Different types of food poisoning may have slightly different symptoms. For example, Clostridium botulinum causes a type of food poisoning called botulism. Botulism can involve the general symptoms of food poisoning, but muscle paralysis may also occur due to the effects of a potent toxin that the bacteria produce. In general, most types of food poisoning result in nausea, abdominal cramps, vomiting and diarrhea. In severe cases of food poisoning, there may be blood present in the loose stools. In addition, fever, headache, fatigue and muscle weakness may occur in food poisoning cases. The symptoms of food poisoning occur anywhere from several hours to a few days after eating contaminated food; the timing depends on what type of food poisoning has occurred.

Mild cases of food poisoning resolve within a few days. Care must be taken to prevent dehydration due to diarrhea and nausea. Individuals with food poisoning should drink plenty of fluids to remain hydrated. Alcohol and caffeine should be avoided in cases of food poisoning, because these substances increase dehydration. Do not take diuretic medications if you are in danger of becoming dehydrated; talk to your doctor if you are taking diuretics for treatment of another condition. Milk and other dairy products may worsen the gastrointestinal symptoms of food poisoning. Avoid solid foods if you have diarrhea. If a child has food poisoning, it is a good idea to give them an electrolyte solution, such as Pedialyte, to ensure that they stay hydrated; these products can be purchased in drug stores. Adults with food poisoning can take over-the-counter medications to decrease the occurrence of diarrhea; however, if you develop bloody diarrhea you should seek medical attention before taking anti-diarrheal medications.

More severe cases of food poisoning may require more medical intervention. If vomiting and diarrhea are severe, it may be necessary to receive fluids intravenously to combat dehydration. Seek medical attention immediately if you have food poisoning and experience any of the following complications: high fever, bloody stools, dehydration or stools that appear black. Also seek medical attention if the symptoms do not improve after a few days, or if they keep getting worse.

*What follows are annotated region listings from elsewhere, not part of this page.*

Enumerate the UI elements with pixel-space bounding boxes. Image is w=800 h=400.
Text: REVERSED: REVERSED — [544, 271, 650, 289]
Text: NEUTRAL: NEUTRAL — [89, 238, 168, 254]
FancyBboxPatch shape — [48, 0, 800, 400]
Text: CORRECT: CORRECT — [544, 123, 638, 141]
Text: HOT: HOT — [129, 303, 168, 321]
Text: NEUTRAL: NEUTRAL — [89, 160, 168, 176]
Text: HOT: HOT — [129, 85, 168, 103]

The best defense against food poisoning is prevention. Improper food storage and handling is one of the main culprits behind food poisoning. One way to prevent food contamination is to keep raw foods and prepared foods separated so that cross-contamination does not occur. Wash all kitchen utensils and cutting boards with soap and water after use. All food, especially raw meat, should be cooked to a safe temperature and checked with a food thermometer, not just by sight. The guidelines for safe cooking temperatures vary depending on the type of meat; poultry must be cooked to 165 degrees Fahrenheit, while ground beef and pork should be cooked to 160 degrees Fahrenheit. Fish, pot roasts and steaks are done at 145 degrees Fahrenheit. After purchasing or preparing foods, the foods should be chilled in the refrigerator or frozen in the freezer. If foods are left out at room temperature, bacteria may grow more easily and quickly. Likewise, if you are thawing food from the freezer, it is best to put the thawing food in the refrigerator than to leave it out at room temperature.

Picnic food is a special food safety concern because it is more likely to be left out for long periods of time, often in warm weather. In addition, food prepared for picnics often requires a lot of direct handling, which increases the risk of contamination. To decrease the risk of food poisoning from picnic food, make sure to cool the food properly after preparation by placing it in shallow pans instead of large tubs. Freezing the food is also acceptable. Wash your hands before preparing the food, and keep the cold food cold and the hot food hot before serving it. It is not recommended that you should eat leftover picnic food, as it has been eaten by many different people and it has probably not been kept at the proper temperature to prevent bacterial growth.